Ms Davidson went on: ‘My son’s learning is directly affected by this issue. He relies on his prescribed medication to focus his mind and calm his body to be successful in a learning environment… So withholding it, randomly, for days at a time, feels so unfair to his little seven year old brain.’
In Marana, Arizona, Jennifer Paul, a mother of seven-year-old twin daughters told the Wall Street Journal that the shortages have caused ‘hell’ for her family. Her daughters were running out of medication and unable to get a refill for about one week each month, leading them to act out at home and in school.
Ms Paul said: ‘They’re hitting teachers, throwing dirt, destroying the classroom… They can’t focus.
‘It’s caused a lot of issues in our family. Nobody wants to be around us when they’re having that behavior.’
Meanwhile, in Aurora, Colorado, the Hahn family has struggled to find Adderall for their 6-year-old son, Troy. His father, Phil Hahn, said he has been trying to fill Troy’s prescription for Adderall at at least 20 different pharmacies.
Mr Hahn said he is seeing behavioral changes in his son, even citing changes in Troy’s handwriting as evidence of the impact that not having the medication has had.
Adderall contains a combination of amphetamine and dextroamphetamine.
It works by increasing the levels of dopamine and norepinephrine in the brain, which helps improve focus, attention, and impulse control in individuals with ADHD.
Earlier this year, the National Community Pharmacists Association found that 64 percent of community pharmacists reported having trouble getting Adderall.
And without it, students are struggling.
In Georgia, Kristina Yiaras ran through an exhaustive list of pharmacies within 50 miles of her home in Kingsland in a fruitless attempt to fill her eight-year-old son’s prescriptions.
Ms Yiaras told NPR: ‘The minute we ran out of it, he was back to getting in trouble every day, getting up out of his seat… The teachers immediately noticed that he was off of it.’
The FDA has approved several drugs to treat ADHD, the most common and trusted of which are stimulants, tightly controlled medications by the Drug Enforcement Administration.
There are only two stimulant medications: methylphenidate (the active ingredient in Ritalin, Concerta and other formulations) and amphetamine (the active ingredient in Adderall, Vyvanse and other formulations).
But because of its high potential for misuse, the DEA has classified it as a schedule II drug under the Controlled Substances Act.
This means that the agency chooses yearly quotas for producing the drugs based on historical data. But critics of the agency argue it has not updated its quotas to reflect an increased demand over the past several years, driving a shortage.
Demand for the drugs has skyrocketed in recent years, which many blame on the advent of telehealth services during the Covid pandemic that led to an increase in prescribing.
Health data company Trilliant Health reported last summer than Adderall prescriptions for adults rose 15.1 percent during 2020, double the 7.4 percent rise seen the year prior.
Diagnoses of behavioral issues surged during the Covid pandemic as people who were suddenly thrust into a world of isolation struggled to cope with massive lifestyle changes, financial insecurity, a transition to working from home and, in some cases, becoming homeschool teachers at the drop of a hat.
Overprescribing of Adderall, a common party drug, is also a major issue.
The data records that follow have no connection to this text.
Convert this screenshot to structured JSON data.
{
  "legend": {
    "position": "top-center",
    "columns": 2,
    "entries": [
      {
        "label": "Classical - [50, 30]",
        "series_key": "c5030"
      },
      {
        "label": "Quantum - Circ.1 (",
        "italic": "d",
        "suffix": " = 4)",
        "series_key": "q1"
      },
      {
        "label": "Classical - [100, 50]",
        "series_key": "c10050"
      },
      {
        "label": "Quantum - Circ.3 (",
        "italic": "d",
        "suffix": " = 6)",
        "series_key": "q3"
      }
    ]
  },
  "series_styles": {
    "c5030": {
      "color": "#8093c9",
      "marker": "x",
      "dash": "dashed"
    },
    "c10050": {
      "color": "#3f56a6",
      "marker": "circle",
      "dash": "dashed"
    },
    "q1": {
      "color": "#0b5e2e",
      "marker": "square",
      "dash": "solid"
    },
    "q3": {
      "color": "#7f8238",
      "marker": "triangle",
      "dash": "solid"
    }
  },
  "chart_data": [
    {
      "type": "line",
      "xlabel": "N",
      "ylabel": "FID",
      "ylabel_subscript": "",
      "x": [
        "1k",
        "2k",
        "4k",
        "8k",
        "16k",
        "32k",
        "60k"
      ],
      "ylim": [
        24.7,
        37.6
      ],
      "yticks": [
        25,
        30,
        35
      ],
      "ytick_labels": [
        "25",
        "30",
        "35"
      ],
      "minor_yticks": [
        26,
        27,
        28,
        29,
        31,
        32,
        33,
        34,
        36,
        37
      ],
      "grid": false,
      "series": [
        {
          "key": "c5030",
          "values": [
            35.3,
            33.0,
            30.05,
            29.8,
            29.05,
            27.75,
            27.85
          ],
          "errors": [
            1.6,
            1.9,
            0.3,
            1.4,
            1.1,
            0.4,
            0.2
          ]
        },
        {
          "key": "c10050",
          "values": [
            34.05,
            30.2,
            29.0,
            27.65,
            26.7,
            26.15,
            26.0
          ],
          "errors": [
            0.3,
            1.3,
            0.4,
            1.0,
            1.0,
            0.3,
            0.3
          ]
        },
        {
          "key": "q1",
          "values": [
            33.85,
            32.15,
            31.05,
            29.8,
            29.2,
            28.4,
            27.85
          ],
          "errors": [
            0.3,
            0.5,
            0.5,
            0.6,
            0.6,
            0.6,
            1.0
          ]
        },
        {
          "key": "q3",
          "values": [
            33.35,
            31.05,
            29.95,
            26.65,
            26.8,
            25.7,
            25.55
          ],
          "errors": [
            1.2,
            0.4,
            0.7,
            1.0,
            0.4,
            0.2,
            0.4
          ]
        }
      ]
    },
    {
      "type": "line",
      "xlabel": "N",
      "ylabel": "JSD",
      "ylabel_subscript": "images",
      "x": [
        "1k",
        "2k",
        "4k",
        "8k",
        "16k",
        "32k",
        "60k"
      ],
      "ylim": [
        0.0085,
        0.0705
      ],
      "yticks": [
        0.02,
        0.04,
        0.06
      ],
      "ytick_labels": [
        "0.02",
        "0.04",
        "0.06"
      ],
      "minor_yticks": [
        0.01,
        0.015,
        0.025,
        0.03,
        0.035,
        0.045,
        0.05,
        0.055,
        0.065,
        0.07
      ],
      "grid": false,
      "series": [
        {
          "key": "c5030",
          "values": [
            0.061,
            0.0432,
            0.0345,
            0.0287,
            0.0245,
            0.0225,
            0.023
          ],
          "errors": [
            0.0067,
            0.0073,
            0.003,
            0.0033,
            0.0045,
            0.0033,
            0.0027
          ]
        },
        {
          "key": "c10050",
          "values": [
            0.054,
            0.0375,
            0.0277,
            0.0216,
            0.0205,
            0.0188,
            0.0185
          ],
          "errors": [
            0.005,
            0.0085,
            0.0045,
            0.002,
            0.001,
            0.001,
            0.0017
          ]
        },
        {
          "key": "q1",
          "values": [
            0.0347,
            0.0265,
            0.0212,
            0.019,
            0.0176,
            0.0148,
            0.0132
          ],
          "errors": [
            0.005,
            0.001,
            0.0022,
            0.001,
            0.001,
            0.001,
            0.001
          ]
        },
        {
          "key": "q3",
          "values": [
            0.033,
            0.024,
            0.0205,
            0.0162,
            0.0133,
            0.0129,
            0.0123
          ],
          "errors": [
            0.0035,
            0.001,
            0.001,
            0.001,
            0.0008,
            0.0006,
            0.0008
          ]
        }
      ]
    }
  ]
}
So much so that embattled mental health startup Cerebral has been targeted by the Department of Justice for possibly violating the Controlled Substances Act by overprescribing drugs like Adderall and Xanax for anxiety.
Today, some 41 million Americans have a prescription for Adderall, a 16 percent jump from pre-pandemic levels. Four million new patients got prescriptions last year, double the previous year.